Pew Charitable Trusts is asking the Office of the National Coordinator (ONC) for Health Information Technology to incorporate safety-related data into its reporting criteria for usability in its new electronic health records (EHR) reporting program.
In August, the ONC filed a request for information (RFI) on the EHR Reporting Program, which was established under the 21st Century Cures Act. The act requires HHS to ensure health IT developers submit required information in order to obtain and maintain certification. The department is also required to lead a public process to establish the reporting criteria for the program.
According to the RFI, the request is a “first step toward implementing the statute. Its responses will be used to inform subsequent discussions among stakeholders and future work toward the development of reporting criteria under the EHR Reporting Program.” Responses to the request were due on Wednesday, Oct. 17.
In its response, Pew said the program could help with reducing clinician burden while improving patient safety. The research organization then urged the ONC to incorporate reporting criteria for usability with safety-related provisions.
Additionally, Pew said usability challenges stem from several factors, including the design of EHR systems, how they’re customized by facilities, and unique workflows. Ineffective usability can lead to clinician confusion and patient harm, Pew stated, citing several reports and published studies on usability issues with EHRs.
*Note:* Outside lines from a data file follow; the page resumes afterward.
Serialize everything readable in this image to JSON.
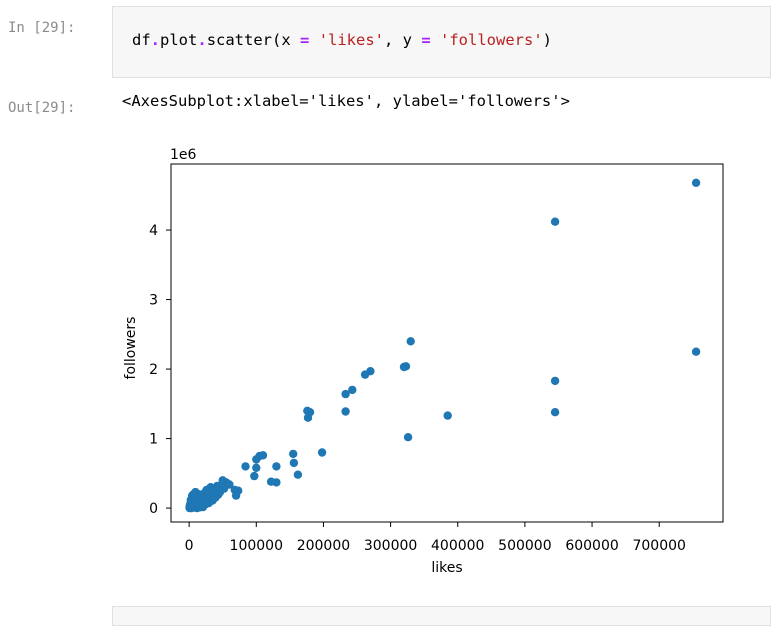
{
  "cells": {
    "in_prompt": "In [29]:",
    "out_prompt": "Out[29]:",
    "code": {
      "df": "df",
      "dot1": ".",
      "plot": "plot",
      "dot2": ".",
      "scatter": "scatter(x ",
      "eq1": "=",
      "str1": " 'likes'",
      "comma": ", y ",
      "eq2": "=",
      "str2": " 'followers'",
      "close": ")"
    },
    "output_text": "<AxesSubplot:xlabel='likes', ylabel='followers'>"
  },
  "chart_data": {
    "type": "scatter",
    "xlabel": "likes",
    "ylabel": "followers",
    "offset_text": "1e6",
    "xlim": [
      -27000,
      795000
    ],
    "ylim": [
      -200000,
      4950000
    ],
    "xticks": [
      0,
      100000,
      200000,
      300000,
      400000,
      500000,
      600000,
      700000
    ],
    "xtick_labels": [
      "0",
      "100000",
      "200000",
      "300000",
      "400000",
      "500000",
      "600000",
      "700000"
    ],
    "yticks": [
      0,
      1000000,
      2000000,
      3000000,
      4000000
    ],
    "ytick_labels": [
      "0",
      "1",
      "2",
      "3",
      "4"
    ],
    "marker_color": "#1f77b4",
    "grid": false,
    "points": [
      [
        755000,
        4680000
      ],
      [
        545000,
        4120000
      ],
      [
        755000,
        2250000
      ],
      [
        545000,
        1830000
      ],
      [
        545000,
        1380000
      ],
      [
        385000,
        1330000
      ],
      [
        326000,
        1020000
      ],
      [
        330000,
        2400000
      ],
      [
        323000,
        2040000
      ],
      [
        320000,
        2030000
      ],
      [
        270000,
        1970000
      ],
      [
        262000,
        1920000
      ],
      [
        243000,
        1700000
      ],
      [
        233000,
        1640000
      ],
      [
        233000,
        1390000
      ],
      [
        180000,
        1380000
      ],
      [
        176000,
        1400000
      ],
      [
        177000,
        1300000
      ],
      [
        198000,
        800000
      ],
      [
        155000,
        780000
      ],
      [
        156000,
        650000
      ],
      [
        162000,
        480000
      ],
      [
        130000,
        600000
      ],
      [
        130000,
        370000
      ],
      [
        122000,
        380000
      ],
      [
        110000,
        760000
      ],
      [
        105000,
        750000
      ],
      [
        100000,
        700000
      ],
      [
        100000,
        580000
      ],
      [
        97000,
        460000
      ],
      [
        84000,
        600000
      ],
      [
        73000,
        250000
      ],
      [
        70000,
        180000
      ],
      [
        68000,
        260000
      ],
      [
        55000,
        370000
      ],
      [
        50000,
        400000
      ],
      [
        48000,
        300000
      ],
      [
        45000,
        250000
      ],
      [
        42000,
        320000
      ],
      [
        40000,
        200000
      ],
      [
        38000,
        280000
      ],
      [
        36000,
        220000
      ],
      [
        34000,
        260000
      ],
      [
        33000,
        150000
      ],
      [
        31000,
        200000
      ],
      [
        30000,
        120000
      ],
      [
        28000,
        230000
      ],
      [
        27000,
        180000
      ],
      [
        25000,
        100000
      ],
      [
        24000,
        160000
      ],
      [
        22000,
        210000
      ],
      [
        21000,
        140000
      ],
      [
        20000,
        90000
      ],
      [
        19000,
        180000
      ],
      [
        18000,
        120000
      ],
      [
        17000,
        60000
      ],
      [
        16000,
        150000
      ],
      [
        15000,
        100000
      ],
      [
        14000,
        200000
      ],
      [
        13000,
        50000
      ],
      [
        12000,
        120000
      ],
      [
        11000,
        80000
      ],
      [
        10000,
        160000
      ],
      [
        9000,
        40000
      ],
      [
        8000,
        100000
      ],
      [
        7000,
        60000
      ],
      [
        6000,
        140000
      ],
      [
        5000,
        30000
      ],
      [
        4000,
        90000
      ],
      [
        3000,
        20000
      ],
      [
        2000,
        70000
      ],
      [
        1500,
        10000
      ],
      [
        1000,
        40000
      ],
      [
        500,
        5000
      ],
      [
        2500,
        120000
      ],
      [
        6500,
        200000
      ],
      [
        9500,
        230000
      ],
      [
        3500,
        0
      ],
      [
        7500,
        10000
      ],
      [
        12500,
        20000
      ],
      [
        18500,
        30000
      ],
      [
        23500,
        50000
      ],
      [
        29000,
        70000
      ],
      [
        35000,
        110000
      ],
      [
        39000,
        150000
      ],
      [
        43000,
        190000
      ],
      [
        46000,
        230000
      ],
      [
        52000,
        280000
      ],
      [
        60000,
        340000
      ],
      [
        26000,
        260000
      ],
      [
        32000,
        300000
      ],
      [
        11500,
        0
      ],
      [
        15500,
        10000
      ],
      [
        20500,
        15000
      ],
      [
        800,
        0
      ],
      [
        4500,
        180000
      ]
    ]
  }
}
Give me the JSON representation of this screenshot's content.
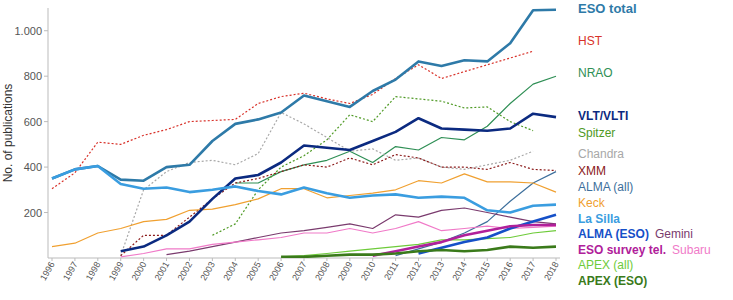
{
  "chart_data": {
    "type": "line",
    "y_label": "No. of publications",
    "categories": [
      "1996",
      "1997",
      "1998",
      "1999",
      "2000",
      "2001",
      "2002",
      "2003",
      "2004",
      "2005",
      "2006",
      "2007",
      "2008",
      "2009",
      "2010",
      "2011",
      "2012",
      "2013",
      "2014",
      "2015",
      "2016",
      "2017",
      "2018"
    ],
    "ylim": [
      0,
      1100
    ],
    "yticks": [
      200,
      400,
      600,
      800,
      {
        "value": 1000,
        "label": "1.000"
      }
    ],
    "grid": false,
    "series": [
      {
        "name": "ESO total",
        "color": "#2e7aa8",
        "line_style": "solid",
        "values": [
          350,
          390,
          405,
          345,
          340,
          400,
          410,
          515,
          590,
          610,
          640,
          715,
          690,
          665,
          735,
          785,
          865,
          845,
          870,
          865,
          945,
          1090,
          1092
        ]
      },
      {
        "name": "HST",
        "color": "#d8322a",
        "line_style": "dotted",
        "values": [
          305,
          375,
          510,
          500,
          540,
          565,
          600,
          605,
          610,
          680,
          710,
          725,
          700,
          680,
          720,
          790,
          850,
          790,
          820,
          850,
          880,
          910,
          null
        ]
      },
      {
        "name": "NRAO",
        "color": "#2f8f55",
        "line_style": "solid",
        "values": [
          null,
          null,
          null,
          null,
          null,
          null,
          null,
          null,
          330,
          330,
          380,
          410,
          430,
          470,
          420,
          490,
          475,
          530,
          520,
          580,
          680,
          765,
          800
        ]
      },
      {
        "name": "VLT/VLTI",
        "color": "#0b2a80",
        "line_style": "solid",
        "values": [
          null,
          null,
          null,
          30,
          50,
          100,
          160,
          260,
          350,
          365,
          420,
          495,
          485,
          475,
          515,
          555,
          615,
          570,
          565,
          560,
          570,
          635,
          620
        ]
      },
      {
        "name": "Spitzer",
        "color": "#4f9a25",
        "line_style": "dotted",
        "values": [
          null,
          null,
          null,
          null,
          null,
          null,
          null,
          100,
          150,
          300,
          400,
          450,
          520,
          630,
          600,
          710,
          700,
          690,
          660,
          665,
          600,
          560,
          null
        ]
      },
      {
        "name": "Chandra",
        "color": "#a8a8a8",
        "line_style": "dotted",
        "values": [
          null,
          null,
          null,
          10,
          300,
          380,
          420,
          430,
          410,
          460,
          640,
          590,
          530,
          470,
          480,
          430,
          440,
          400,
          390,
          410,
          430,
          470,
          null
        ]
      },
      {
        "name": "XMM",
        "color": "#8b1a1a",
        "line_style": "dotted",
        "values": [
          null,
          null,
          null,
          10,
          100,
          100,
          180,
          260,
          330,
          350,
          380,
          410,
          400,
          440,
          410,
          455,
          440,
          400,
          400,
          390,
          420,
          390,
          385
        ]
      },
      {
        "name": "ALMA (all)",
        "color": "#3d6f9c",
        "line_style": "solid",
        "values": [
          null,
          null,
          null,
          null,
          null,
          null,
          null,
          null,
          null,
          null,
          null,
          null,
          null,
          null,
          null,
          10,
          40,
          70,
          110,
          160,
          250,
          330,
          380
        ]
      },
      {
        "name": "Keck",
        "color": "#f0a030",
        "line_style": "solid",
        "values": [
          50,
          65,
          110,
          130,
          160,
          170,
          210,
          215,
          235,
          260,
          305,
          305,
          265,
          275,
          285,
          300,
          340,
          330,
          370,
          335,
          335,
          330,
          290
        ]
      },
      {
        "name": "La Silla",
        "color": "#3a9de0",
        "line_style": "solid",
        "values": [
          350,
          390,
          405,
          325,
          305,
          310,
          290,
          300,
          315,
          295,
          280,
          310,
          285,
          265,
          275,
          280,
          265,
          270,
          265,
          210,
          200,
          230,
          235
        ]
      },
      {
        "name": "ALMA (ESO)",
        "color": "#1550c8",
        "line_style": "solid",
        "values": [
          null,
          null,
          null,
          null,
          null,
          null,
          null,
          null,
          null,
          null,
          null,
          null,
          null,
          null,
          null,
          null,
          20,
          45,
          70,
          90,
          130,
          160,
          190
        ]
      },
      {
        "name": "Gemini",
        "color": "#7a3b6e",
        "line_style": "solid",
        "values": [
          null,
          null,
          null,
          null,
          null,
          15,
          30,
          50,
          70,
          90,
          110,
          120,
          135,
          150,
          130,
          190,
          180,
          210,
          220,
          200,
          180,
          160,
          150
        ]
      },
      {
        "name": "ESO survey tel.",
        "color": "#b0209a",
        "line_style": "solid",
        "values": [
          null,
          null,
          null,
          null,
          null,
          null,
          null,
          null,
          null,
          null,
          null,
          null,
          null,
          null,
          10,
          30,
          50,
          70,
          100,
          120,
          140,
          145,
          145
        ]
      },
      {
        "name": "Subaru",
        "color": "#f07ac8",
        "line_style": "solid",
        "values": [
          null,
          null,
          null,
          5,
          20,
          40,
          40,
          60,
          70,
          80,
          90,
          110,
          110,
          130,
          110,
          130,
          160,
          120,
          130,
          140,
          130,
          135,
          140
        ]
      },
      {
        "name": "APEX (all)",
        "color": "#6ecb3a",
        "line_style": "solid",
        "values": [
          null,
          null,
          null,
          null,
          null,
          null,
          null,
          null,
          null,
          null,
          5,
          10,
          20,
          30,
          40,
          50,
          60,
          80,
          80,
          85,
          90,
          110,
          120
        ]
      },
      {
        "name": "APEX (ESO)",
        "color": "#3a7a1a",
        "line_style": "solid",
        "values": [
          null,
          null,
          null,
          null,
          null,
          null,
          null,
          null,
          null,
          null,
          5,
          5,
          10,
          15,
          15,
          20,
          30,
          35,
          30,
          35,
          50,
          45,
          50
        ]
      }
    ]
  }
}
Pew urged the ONC to consider the following usability principles in its EHR reporting program:
- use a life-cycle approach
- incorporate quantitative, measurable data
- limit burdens on end-users
- use transparent methods that prevent gamesmanship
Pew also asked the ONC to consider several other principles and concepts to “establish a successful EHR reporting program”: use a system or audit log data, facility resources, and stakeholder engagement.
“Pew can serve as an expert resource to help ONC and its contractor examine safety-related usability criteria for the program. As the program develops, Pew intends to assess data sources that can inform the reporting program and examine how to adapt existing efforts to serve as usability-related criteria,” the letter said.
“By incorporating safety-related data into the usability reporting criteria, hospitals, clinicians, and EHR developers would have the information they need to understand how EHRs perform to inform a range of decisions—including around purchasing, customization, and future development.”